Well, you can guess what happened to pro-choice conservatives. The anti-abortion fanatics hunted them down and one by one, two by two, three by three, drove them out of office in primaries and in Republican caucuses. I'm sure the sentiment exists in some right-wing circles, but to be caught saying so or supporting pro-choice legislation or pro-choice organizations has become political suicide for right-wingers. The ones that were left were faced with a choice: retire from politics, or become as rabidly anti-abortion as the anti-abortion fanatics. Most of the ones still politically active are in the second category.

Me, I used to be what was a moderate Republican. A former Cold War supporter, I left the GOP behind me when the Soviet Union collapsed and I realized that the moderate Republicanism I believed in had no real clout left in the Republican Party.
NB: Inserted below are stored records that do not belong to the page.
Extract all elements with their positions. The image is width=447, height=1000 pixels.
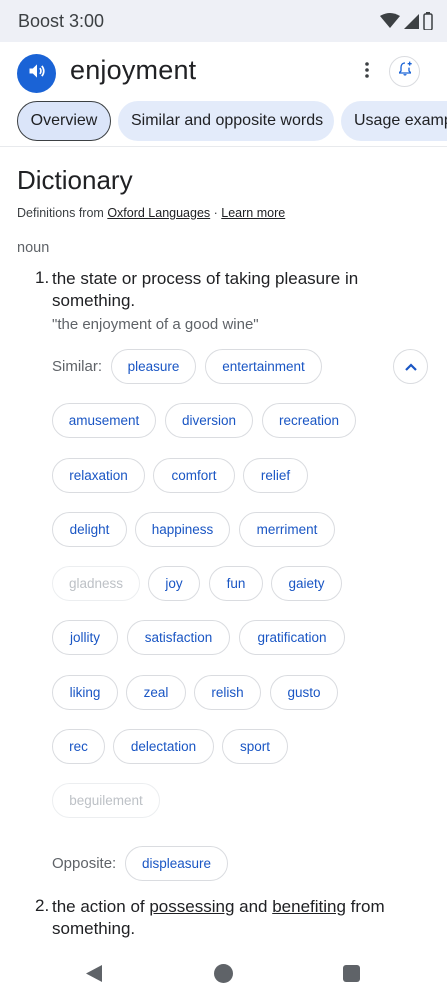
similar-chip[interactable]: recreation [262,403,356,438]
chevron-up-icon [404,358,417,376]
similar-chip[interactable]: amusement [52,403,156,438]
similar-chip[interactable]: zeal [126,675,186,710]
similar-chip[interactable]: rec [52,729,105,764]
tab-overview[interactable]: Overview [17,101,111,141]
definitions-source: Definitions from Oxford Languages · Lear… [17,206,285,220]
definition-number: 1. [35,268,50,287]
similar-chip[interactable]: comfort [153,458,235,493]
collapse-similar-button[interactable] [393,349,428,384]
tab-bar: Overview Similar and opposite words Usag… [0,101,447,143]
status-carrier-time: Boost 3:00 [18,11,105,31]
similar-chip-disabled: beguilement [52,783,160,818]
definition-text: the action of possessing and benefiting … [52,896,432,940]
similar-chip[interactable]: satisfaction [127,620,230,655]
similar-chip[interactable]: delectation [113,729,214,764]
tab-similar-opposite[interactable]: Similar and opposite words [118,101,334,141]
part-of-speech: noun [17,240,50,256]
similar-label: Similar: [52,358,103,375]
definition-text-part: the action of [52,897,150,916]
status-bar: Boost 3:00 [0,0,447,42]
speaker-icon [27,61,47,86]
system-nav-bar [0,945,447,1000]
benefiting-link[interactable]: benefiting [272,897,346,916]
definition-number: 2. [35,896,50,915]
similar-chip-disabled: gladness [52,566,140,601]
recents-icon[interactable] [343,965,360,982]
similar-chip[interactable]: relish [194,675,261,710]
similar-chip[interactable]: merriment [239,512,335,547]
possessing-link[interactable]: possessing [149,897,234,916]
similar-chip[interactable]: diversion [165,403,253,438]
similar-chip[interactable]: gaiety [271,566,342,601]
similar-chip[interactable]: sport [222,729,288,764]
similar-chip[interactable]: liking [52,675,118,710]
similar-chip[interactable]: delight [52,512,127,547]
opposite-label: Opposite: [52,855,117,872]
more-vert-icon [365,61,369,83]
tab-usage-examples[interactable]: Usage examples [341,101,447,141]
similar-chip[interactable]: pleasure [111,349,196,384]
definition-text-part: and [234,897,273,916]
source-separator: · [210,206,222,220]
home-icon[interactable] [214,964,233,983]
similar-chip[interactable]: jollity [52,620,118,655]
definition-example: "the enjoyment of a good wine" [52,316,259,333]
wifi-icon [380,13,400,29]
similar-chip[interactable]: joy [148,566,200,601]
definition-text: the state or process of taking pleasure … [52,269,359,310]
oxford-languages-link[interactable]: Oxford Languages [107,206,210,220]
battery-icon [423,12,433,30]
tab-divider [0,146,447,147]
similar-chip[interactable]: entertainment [205,349,322,384]
source-prefix: Definitions from [17,206,108,220]
more-options-button[interactable] [356,60,378,84]
section-heading: Dictionary [17,165,133,195]
similar-chip[interactable]: relaxation [52,458,145,493]
word-title: enjoyment [70,55,197,85]
set-alert-button[interactable] [389,56,420,87]
learn-more-link[interactable]: Learn more [221,206,285,220]
opposite-chip[interactable]: displeasure [125,846,228,881]
similar-chip[interactable]: gusto [270,675,338,710]
similar-chip[interactable]: happiness [135,512,230,547]
signal-icon [404,13,419,29]
back-icon[interactable] [85,964,103,988]
status-icons [380,12,433,30]
bell-add-icon [397,61,413,82]
pronounce-button[interactable] [17,54,56,93]
similar-chip[interactable]: fun [209,566,263,601]
similar-chip[interactable]: gratification [239,620,345,655]
word-header: enjoyment [0,42,447,104]
similar-chip[interactable]: relief [243,458,308,493]
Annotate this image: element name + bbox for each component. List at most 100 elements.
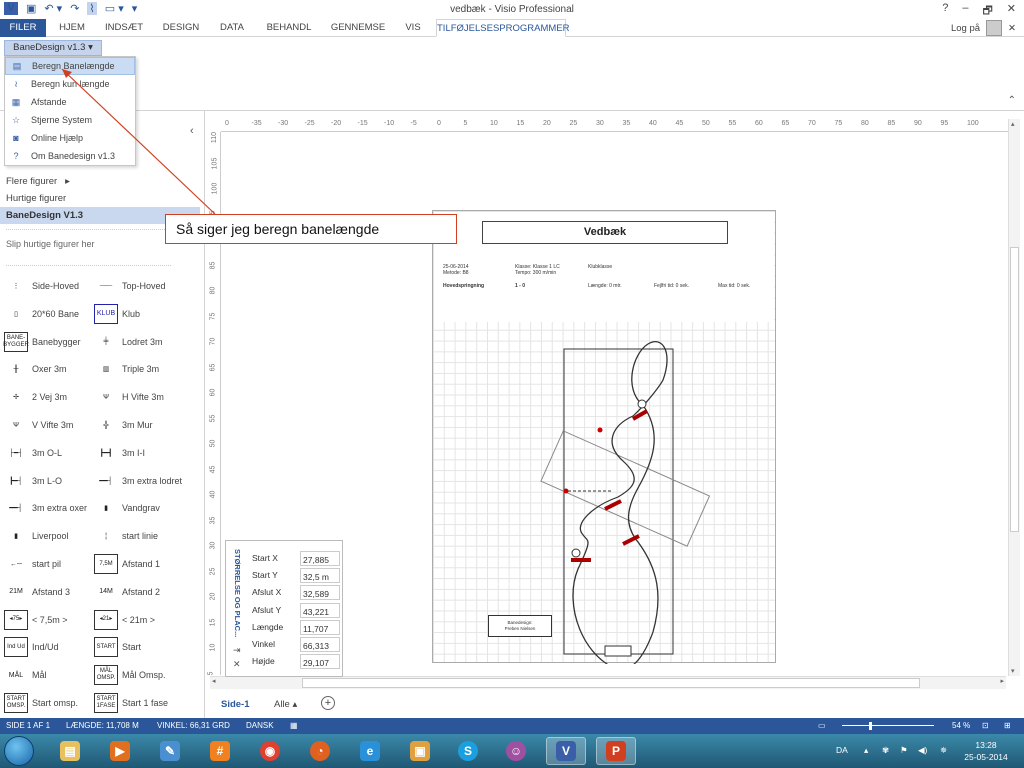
avatar[interactable]	[986, 20, 1003, 36]
network-icon[interactable]: ✾	[882, 745, 889, 756]
scroll-left-icon[interactable]: ◂	[212, 677, 216, 685]
stencil-shape[interactable]: MÅL OMSP. Mål Omsp.	[94, 664, 186, 686]
stencil-shape[interactable]: ←─ start pil	[4, 553, 96, 575]
zoom-slider[interactable]	[842, 725, 934, 726]
scroll-thumb[interactable]	[1010, 247, 1019, 532]
chrome-taskbar-button[interactable]: ◉	[250, 737, 290, 765]
login-link[interactable]: Log på	[951, 23, 980, 34]
page-tab-side-1[interactable]: Side-1	[221, 699, 250, 710]
tab-indsaet[interactable]: INDSÆT	[100, 19, 148, 37]
stencil-shape[interactable]: 7,5M Afstand 1	[94, 553, 186, 575]
size-row-value-field[interactable]: 11,707	[300, 619, 340, 635]
stencil-shape[interactable]: MÅL Mål	[4, 664, 96, 686]
stencil-shape[interactable]: ━━┤ 3m extra lodret	[94, 470, 186, 492]
powerpoint-taskbar-button[interactable]: P	[596, 737, 636, 765]
zoom-level[interactable]: 54 %	[952, 721, 970, 730]
size-row-value-field[interactable]: 29,107	[300, 654, 340, 670]
menu-item-beregn-kun-laengde[interactable]: ≀ Beregn kun længde	[5, 75, 135, 93]
stencil-shape[interactable]: ▯ 20*60 Bane	[4, 303, 96, 325]
all-pages-button[interactable]: Alle ▴	[274, 699, 297, 710]
stencil-shape[interactable]: ├━┤ 3m O-L	[4, 442, 96, 464]
tab-design[interactable]: DESIGN	[158, 19, 204, 37]
stencil-shape[interactable]: ▮ Vandgrav	[94, 497, 186, 519]
stencil-shape[interactable]: ━━┤ 3m extra oxer	[4, 497, 96, 519]
tab-behandl[interactable]: BEHANDL	[262, 19, 316, 37]
stencil-shape[interactable]: START Start	[94, 636, 186, 658]
close-icon[interactable]: ✕	[233, 659, 241, 670]
hash-app-taskbar-button[interactable]: #	[200, 737, 240, 765]
menu-item-stjerne-system[interactable]: ☆ Stjerne System	[5, 111, 135, 129]
stencil-shape[interactable]: Ψ H Vifte 3m	[94, 386, 186, 408]
course-drawing[interactable]	[433, 211, 777, 664]
fit-icon[interactable]: ▭	[818, 721, 826, 730]
stencil-shape[interactable]: 21M Afstand 3	[4, 581, 96, 603]
close-icon[interactable]: ✕	[1008, 23, 1016, 34]
course-page[interactable]: Vedbæk 25-06-2014 Metode: B8 Klasse: Kla…	[432, 210, 777, 664]
scroll-thumb[interactable]	[302, 678, 920, 688]
size-row-value-field[interactable]: 43,221	[300, 602, 340, 618]
tab-hjem[interactable]: HJEM	[52, 19, 92, 37]
stencil-shape[interactable]: ┣━┫ 3m I-I	[94, 442, 186, 464]
stencil-shape[interactable]: KLUB Klub	[94, 303, 186, 325]
menu-item-afstande[interactable]: ▦ Afstande	[5, 93, 135, 111]
stencil-shape[interactable]: ¦ start linie	[94, 525, 186, 547]
size-row-value-field[interactable]: 66,313	[300, 637, 340, 652]
stencil-shape[interactable]: ✢ 2 Vej 3m	[4, 386, 96, 408]
firefox-taskbar-button[interactable]: ◔	[300, 737, 340, 765]
tab-data[interactable]: DATA	[212, 19, 252, 37]
stencil-shape[interactable]: ┈┈┈ Top-Hoved	[94, 275, 186, 297]
collapse-panel-icon[interactable]: ‹	[190, 125, 194, 137]
status-language[interactable]: DANSK	[246, 721, 274, 730]
zoom-thumb[interactable]	[869, 722, 872, 730]
menu-item-beregn-banelaengde[interactable]: ▤ Beregn Banelængde	[5, 57, 135, 75]
designer-stamp[interactable]: Banedesign: Preben Nielsen	[488, 615, 552, 637]
plus-icon[interactable]: +	[321, 696, 335, 710]
security-icon[interactable]: ✵	[940, 745, 947, 756]
flag-icon[interactable]: ⚑	[900, 745, 908, 756]
visio-taskbar-button[interactable]: V	[546, 737, 586, 765]
clock-date[interactable]: 25-05-2014	[964, 752, 1008, 762]
stencil-shape[interactable]: ▮ Liverpool	[4, 525, 96, 547]
macro-icon[interactable]: ▦	[290, 721, 298, 730]
stencil-shape[interactable]: START 1FASE Start 1 fase	[94, 692, 186, 714]
stencil-shape[interactable]: Ψ V Vifte 3m	[4, 414, 96, 436]
tray-arrow-icon[interactable]: ▴	[864, 745, 868, 756]
photo-taskbar-button[interactable]: ▣	[400, 737, 440, 765]
banedesign-menu-button[interactable]: BaneDesign v1.3 ▾	[4, 40, 102, 56]
scroll-up-icon[interactable]: ▴	[1011, 120, 1015, 128]
more-shapes-link[interactable]: Flere figurer ▸	[6, 176, 70, 187]
scroll-right-icon[interactable]: ▸	[1000, 677, 1004, 685]
pin-icon[interactable]: ⇥	[233, 645, 241, 656]
stencil-shape[interactable]: ◂75▸ < 7,5m >	[4, 609, 96, 631]
collapse-ribbon-icon[interactable]: ⌃	[1008, 95, 1016, 106]
tab-gennemse[interactable]: GENNEMSE	[326, 19, 390, 37]
stencil-shape[interactable]: START OMSP. Start omsp.	[4, 692, 96, 714]
size-row-value-field[interactable]: 32,5 m	[300, 568, 340, 584]
stencil-shape[interactable]: ◂21▸ < 21m >	[94, 609, 186, 631]
quick-shapes-link[interactable]: Hurtige figurer	[6, 193, 66, 204]
size-row-value-field[interactable]: 27,885	[300, 551, 340, 566]
stencil-shape[interactable]: Ind Ud Ind/Ud	[4, 636, 96, 658]
tab-vis[interactable]: VIS	[398, 19, 428, 37]
fit-page-icon[interactable]: ⊡	[982, 721, 989, 730]
paint-taskbar-button[interactable]: ✎	[150, 737, 190, 765]
size-row-value-field[interactable]: 32,589	[300, 585, 340, 601]
start-button[interactable]	[4, 736, 34, 766]
stencil-shape[interactable]: ┣━┤ 3m L-O	[4, 470, 96, 492]
menu-item-online-hjaelp[interactable]: ◙ Online Hjælp	[5, 129, 135, 147]
volume-icon[interactable]: ◀)	[918, 745, 927, 756]
stencil-shape[interactable]: 14M Afstand 2	[94, 581, 186, 603]
skype-taskbar-button[interactable]: S	[448, 737, 488, 765]
tab-filer[interactable]: FILER	[0, 19, 46, 37]
stencil-shape[interactable]: ⋮ Side-Hoved	[4, 275, 96, 297]
explorer-taskbar-button[interactable]: ▤	[50, 737, 90, 765]
clock-time[interactable]: 13:28	[964, 740, 1008, 750]
stencil-shape[interactable]: ╫ Oxer 3m	[4, 358, 96, 380]
messenger-taskbar-button[interactable]: ☺	[496, 737, 536, 765]
menu-item-om-banedesign[interactable]: ? Om Banedesign v1.3	[5, 147, 135, 165]
tab-tilfoejelsesprogrammer[interactable]: TILFØJELSESPROGRAMMER	[436, 19, 570, 37]
horizontal-scrollbar[interactable]: ◂ ▸	[210, 676, 1006, 689]
stencil-shape[interactable]: ╬ 3m Mur	[94, 414, 186, 436]
ie-taskbar-button[interactable]: e	[350, 737, 390, 765]
stencil-shape[interactable]: ▥ Triple 3m	[94, 358, 186, 380]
I've been a Democrat since then.

July

(4,750 posts)
10. It's a freebie.
Fri Dec 8, 2017, 10:13 PM
Dec 2017

All they have to do is talk about it, suggesting to people that they are the most moral people on earth and Democrats are not just political opponents but Satan's minions.

Easiest way on earth to get diehard followers AND their money. People love to sit in judgment, despite Jesus's words against doing just that.

The Republicans get people to act like members of a religious cult through their use of this issue. And, like most cults, the GOP keeps facts out of its arguments and puts their followers' sense of morality on the line. It also bilks them.

Freebies (meaning costing nothing but words): See also Pledge of Allegiance, Prayer in Schools, No Cakes for Gays, etc. All emotional bait to keep the sheep passionate and loyal to the sanctimonious hypocrites running this con.

JHB

(37,161 posts)
11. Partially, but not just that (and there are many versions where the level differs)...
Fri Dec 8, 2017, 10:29 PM
Dec 2017

...but they all have one thing in common: there is Authorized Sex and Unauthorized Sex, and it it is the absolute right of any guy who can get people to show up under a steeple on Sunday to get to pick what's "authorized."

Occasionally except for the guys who choose "wrong," but they have to deviate in non-sexual terms for excoriation on sexual terms to be invoked.

Algernon Moncrieff

(5,790 posts)
12. Both
Fri Dec 8, 2017, 10:35 PM
Dec 2017

Some oppose Roe as government overreach and want the issue decided by the states.

Some see it as a morality issue; some feel that premarital pregnancy should end in marriage; some truly believe it is murder. Most everyone in these categories is a churchgoer, and that provided the GOP a much needed organizing group in the post Watergate 70s.

Hayduke Bomgarte

(1,965 posts)
13. I believe it's an excuse
Fri Dec 8, 2017, 10:42 PM
Dec 2017

They have shown time after time that they care nothing for children. Why would anyone believe they have a genuine concern for unborns...

Corgigal

(9,291 posts)
17. I'll believe it
Fri Dec 8, 2017, 11:21 PM
Dec 2017

when pregnant women aren't murdered so much in domestic violence. It can be a very unsafe time for women, so why they pretend to car about a unborn child, ducking blows is fine with them.